In August 1942, Bambi was released in Bridgewater and we met new friends including Thumper, Faline and Mrs. Rabbit.
Also in the 1940s, Disney premiered shorts which included Saludos Amigos (1942), The Three Caballeros (1944), Make Mine Music (1946), Fun and Fancy Free (1947), Melody Time (1948), and The Adventures of Ichabod and Mr. Toad (1949). The studio also produced two features, Song of the South (1946) and So Dear to My Heart (1948), which were a combination of animated and live-action footage. Shorts production continued during this period as well, with Donald and Pluto cartoons being the main output accompanied by cartoons starring Mickey Mouse, Figaro and in the 1950s, Chip 'n Dale and Humphrey the Bear.
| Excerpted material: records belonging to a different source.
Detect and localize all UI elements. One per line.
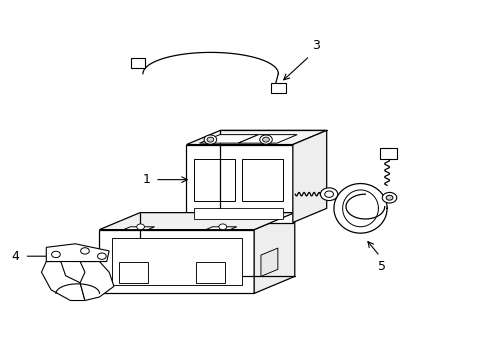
Polygon shape [41, 261, 85, 301]
Polygon shape [119, 261, 147, 283]
Polygon shape [254, 213, 294, 293]
Polygon shape [111, 238, 242, 284]
Circle shape [206, 137, 213, 142]
Circle shape [52, 251, 60, 258]
Circle shape [97, 253, 106, 260]
Text: 4: 4 [12, 250, 20, 263]
Text: 1: 1 [142, 173, 150, 186]
Polygon shape [379, 148, 396, 159]
Circle shape [137, 224, 144, 230]
Circle shape [382, 192, 396, 203]
Polygon shape [292, 130, 326, 222]
Circle shape [320, 188, 337, 201]
Polygon shape [99, 230, 254, 293]
Polygon shape [196, 261, 224, 283]
Polygon shape [205, 227, 236, 230]
Polygon shape [270, 82, 285, 93]
Polygon shape [186, 130, 326, 145]
Circle shape [219, 224, 226, 230]
Polygon shape [46, 244, 109, 261]
Polygon shape [261, 248, 277, 276]
Circle shape [324, 191, 333, 197]
Circle shape [386, 195, 392, 200]
Polygon shape [131, 58, 145, 68]
Polygon shape [186, 145, 292, 222]
Polygon shape [238, 135, 297, 143]
Polygon shape [99, 213, 294, 230]
Bar [242, 159, 283, 201]
Polygon shape [123, 227, 154, 230]
Text: 3: 3 [311, 39, 320, 53]
Polygon shape [80, 261, 114, 301]
Bar [193, 159, 234, 201]
Text: 5: 5 [378, 260, 386, 273]
Bar [193, 208, 283, 219]
Circle shape [262, 137, 269, 142]
Polygon shape [199, 135, 258, 143]
Circle shape [259, 135, 272, 144]
Text: 2: 2 [60, 248, 68, 261]
Circle shape [203, 135, 216, 144]
Circle shape [81, 248, 89, 254]
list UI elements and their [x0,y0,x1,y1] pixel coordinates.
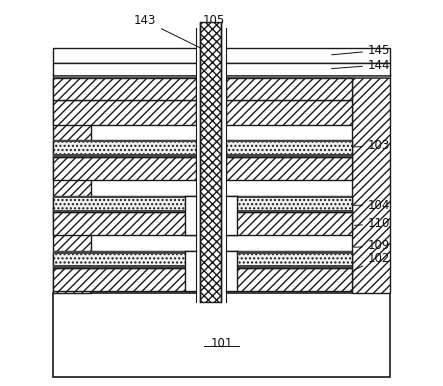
Bar [185,251,196,291]
Text: 143: 143 [134,14,209,52]
Bar [200,22,222,302]
Text: 102: 102 [354,252,390,270]
Bar [53,154,196,157]
Bar [53,48,390,63]
Bar [226,251,352,254]
Bar [226,157,352,179]
Bar [53,251,196,268]
Bar [226,140,352,157]
Bar [53,63,390,76]
Text: 109: 109 [354,239,390,252]
Bar [53,75,390,78]
Bar [53,266,196,268]
Text: 144: 144 [331,59,390,71]
Bar [53,78,196,100]
Text: 105: 105 [203,14,225,60]
Text: 110: 110 [354,217,390,230]
Bar [185,196,196,235]
Text: 145: 145 [331,44,390,57]
Bar [53,293,390,377]
Bar [226,78,352,100]
Bar [226,266,352,268]
Bar [196,24,200,302]
Bar [226,100,352,125]
Bar [53,140,196,157]
Bar [226,251,237,291]
Text: 101: 101 [210,337,233,350]
Bar [226,154,352,157]
Bar [53,196,196,212]
Bar [226,210,352,212]
Bar [53,210,196,212]
Text: 103: 103 [354,139,390,152]
Bar [226,212,352,235]
Bar [226,251,352,268]
Bar [53,268,196,291]
Bar [53,140,196,142]
Text: 104: 104 [354,199,390,212]
Bar [352,74,390,293]
Bar [53,100,196,125]
Bar [53,157,196,179]
Bar [226,196,352,212]
Bar [226,140,352,142]
Bar [226,196,237,235]
Bar [53,196,196,198]
Bar [53,251,196,254]
Bar [53,74,91,293]
Bar [53,212,196,235]
Bar [226,268,352,291]
Bar [222,24,226,302]
Bar [226,196,352,198]
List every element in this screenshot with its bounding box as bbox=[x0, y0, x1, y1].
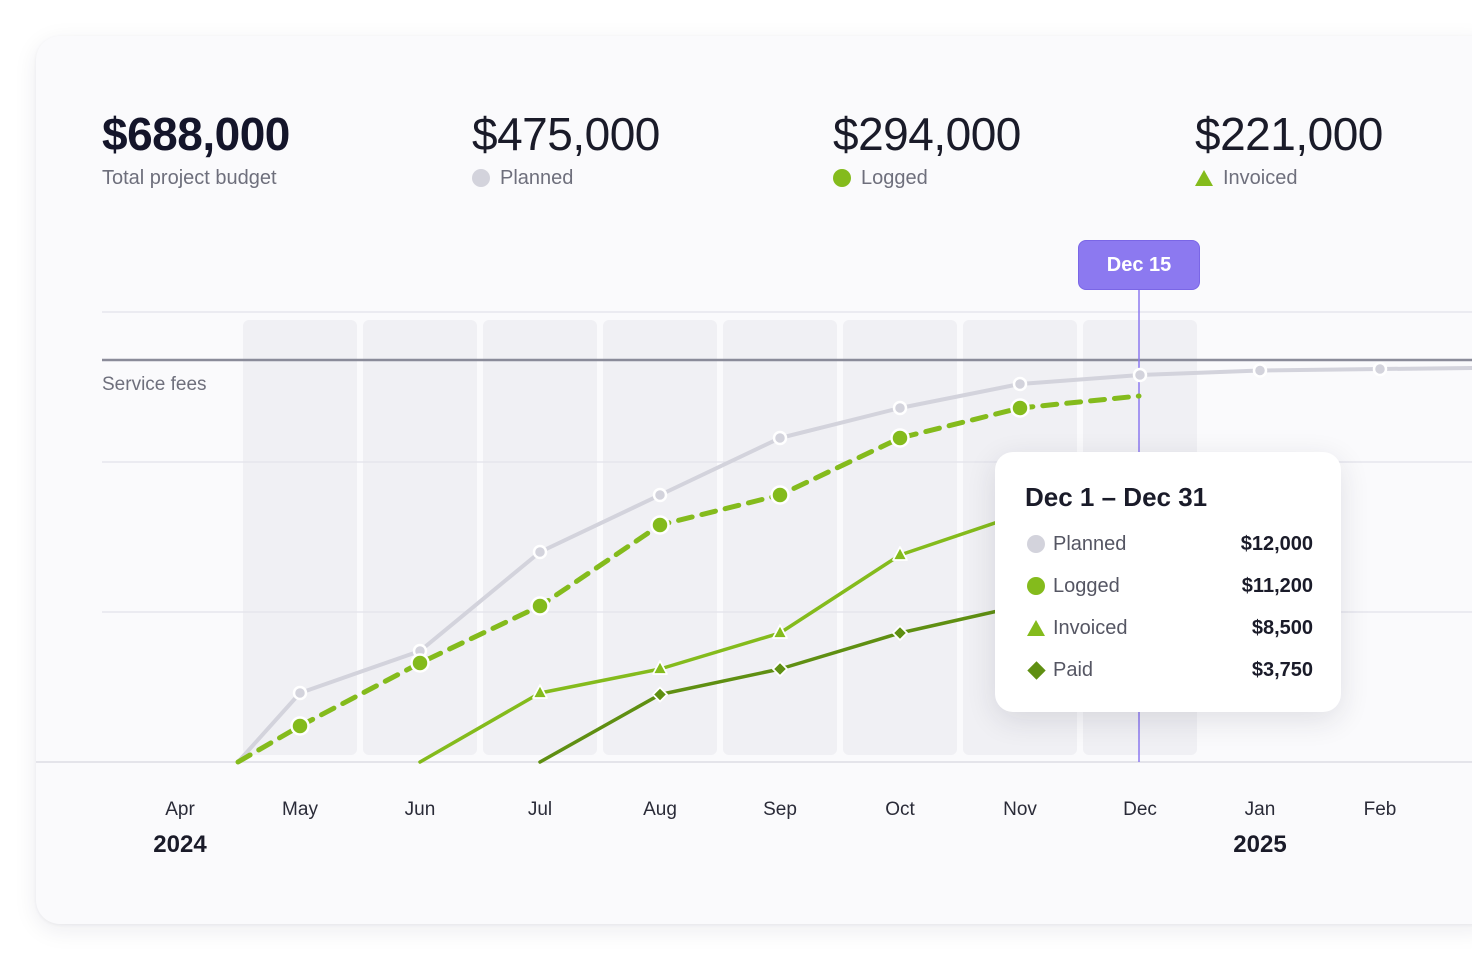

Disney also began reissuing the previous features beginning with the rerelease of Snow White in 1944 which brought back to the screen The Prince and the dwarfs including Sleepy and Happy Pinocchio and his friends Geppetto, Stromboli and Gideon in 1945 and Fantasia in 1946 which reunited Mickey with Donald, Daisy Duck and The Magic Brooms. This led to a tradition of re-releasing the Walt Disney movies every 7 years, which lasted into the 1990s.
Upon its premier in 1950, Cinderella proved to be a movie success. Bridgewater movie-goers , also saw the premier Alice in Wonderland and were introduced to Alice, The Caterpillar and Tweedledee and Tweedledum. Parents in Bridgewater also took their childres to see Peter Pan and were delighted to meet Wendy Darling, Mr. Smee and The Crocodile. What dog-lover in Bridgewater could forget the first time they saw Lady and the Tramp on screen and were delighted to meet Lady, Jock and Jim Dear.